Sentiment towards sterling was knocked slightly by a survey showing British factory orders fell at their fastest pace in a year in October, though the pound’s reaction was muted.
Technical analysts highlighted the 55-day moving average crossing below the 200-day moving average for euro/sterling, often seen as a bearish signal.

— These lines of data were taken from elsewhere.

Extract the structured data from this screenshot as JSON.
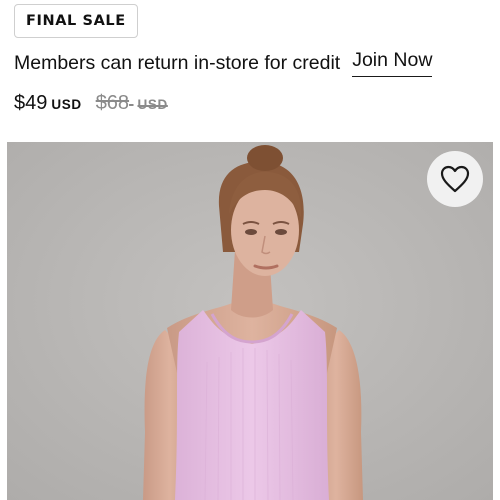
{
  "badge": {
    "label": "FINAL SALE"
  },
  "promo": {
    "message": "Members can return in-store for credit",
    "link_label": "Join Now"
  },
  "price": {
    "current": "$49",
    "current_currency": "USD",
    "original": "$68",
    "original_currency": "USD"
  },
  "product_image": {
    "wishlist_icon": "heart-outline-icon"
  },
  "colors": {
    "text": "#1a1a1a",
    "strikethrough": "#8a8a8a",
    "photo_background": "#b9b7b5",
    "tank_color": "#e8c2e3"
  }
}
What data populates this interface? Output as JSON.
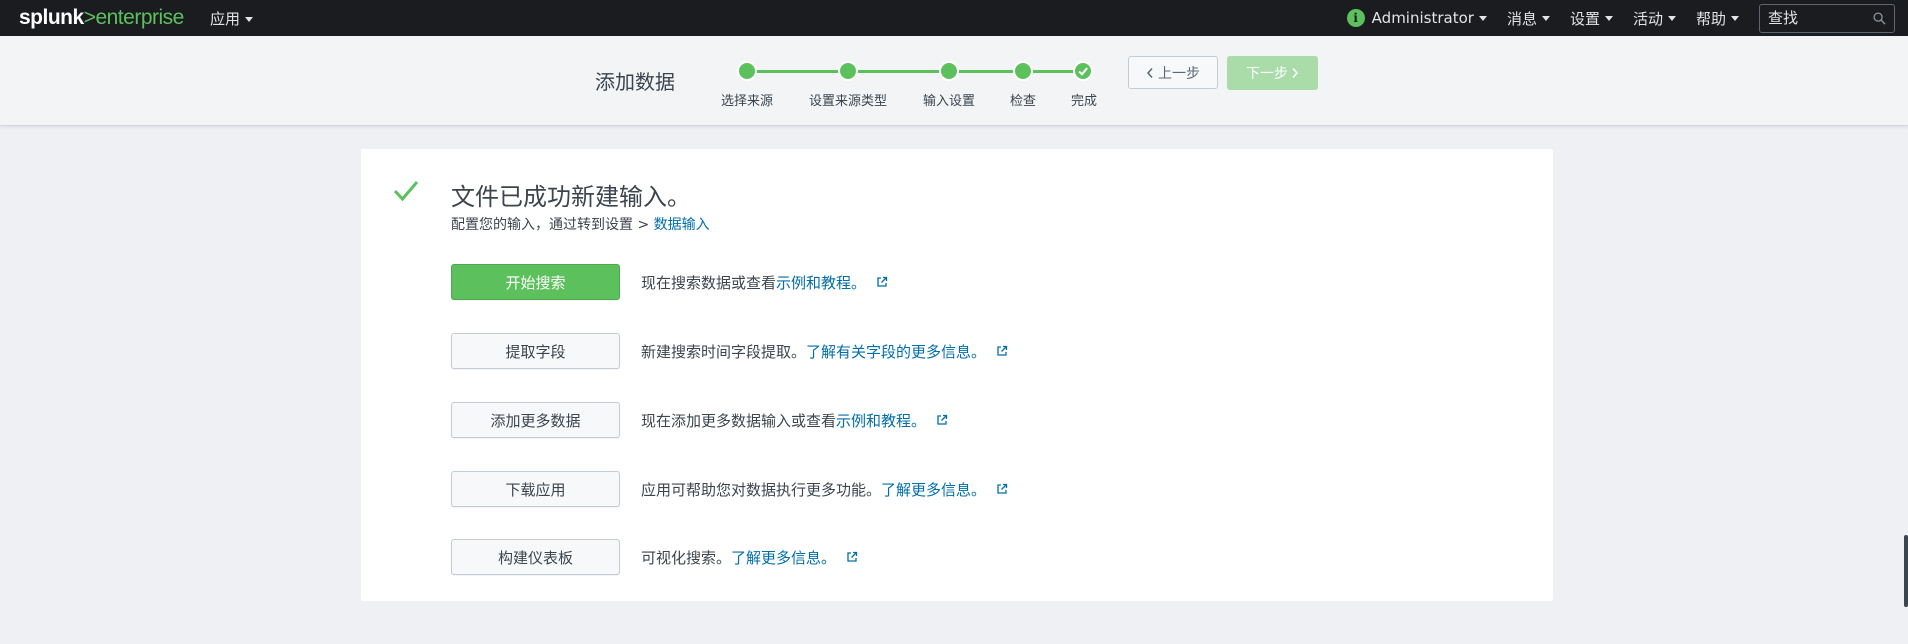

The 55-day has traded above the 200-day since November 2010.
“The outlook remains negative (for euro/sterling) – it has recently failed at the 87.94 pence late-September high and directly above the market lies tough resistance, which extends to the 88.86 August high and we favour failure here,” technical analysts at Commerzbank analysts said in a note.
Further falls could see the euro move towards the 200-week moving average, they said.
The fundamental outlook for sterling remains bleak, with economic growth fragile and the Bank of England implementing a further round of quantitative easing.
The dollar zeroed in on a record low against the yen after the Bank of Japan, as widely expected, decided to ease policy by expanding asset purchases by 5 trillion yen ($65.8 billion), to 20 trillion yen.
As a result the Greenback dipped 0.3 percent to 75.95 yen , a stone’s throw from the record low of 75.71 yen plumbed the day before.
The move in the euro and other risk currencies saw the dollar index hit a new seven-week low of 75.757, down from an overnight high of 76.662. The index has been on a downtrend in the past few weeks.
“A dovish Fed, easing in dollar funding/liquidity conditions, OK corporate earnings from any company that earns revenue abroad, and fading fears of crisis as we await decent Q3 GDP data, all make for a fundamentally bearish dollar outlook,” said Kit Juckes, a strategist at Societe Generale.
- EU, banks agree 50% private-sector losses on Greek bonds
- Details of deal to be finalised by year-end
- Euro rally stalls on resistance at Key levels
The euro hit a seven-week high on Thursday after EU leaders and banks reached a deal on a 50 percent writedown for private bondholders on their Greek debt and made progress in other areas crucial to stemming the debt crisis.
The euro jumped 0.6 percent to $1.4000 , breaking through a wall of orders and charging past stop-loss points on the way, also bolstered by the EU’s progress on bank recapitalisation and its move to scale up the size of the euro zone’s 440 billion euro ($600 billion) bailout fund, the EFSF.
Under the deal, the private sector agreed to voluntarily accept a nominal 50 percent loss on its bond investments to reduce Greece’s debt burden by 100 billion euros, cutting its debt to 120 percent of GDP by 2020 from 160 percent now.
Japanese Finance Minister Jun Azumi said Japan would benefit from a stable Europe, after European Union leaders and banks reached an agreement towards stemming the region’s debt crisis.
The decision by Europe’s policymakers and banks to agree to a 50 percent write-down for private bondholders of Greek debt was a “big step forward”, Azumi told a parliamentary financial committee on Thursday.
Euro zone leaders struck the write-down deal with private banks and insurers as part of a plan to lower Greece’s debt burden and try to contain the two-year-old euro zone crisis.
The BOJ eased policy by boosting purchases of government bonds as the yen’s recent rise to record highs and Europe’s lingering debt woes cloud the outlook for the world’s third-biggest economy.
The dollar fell to a fresh record low against the yen on Wednesday and the finance minister said he would take every measure to counter speculative moves in the market pushing the yen up further.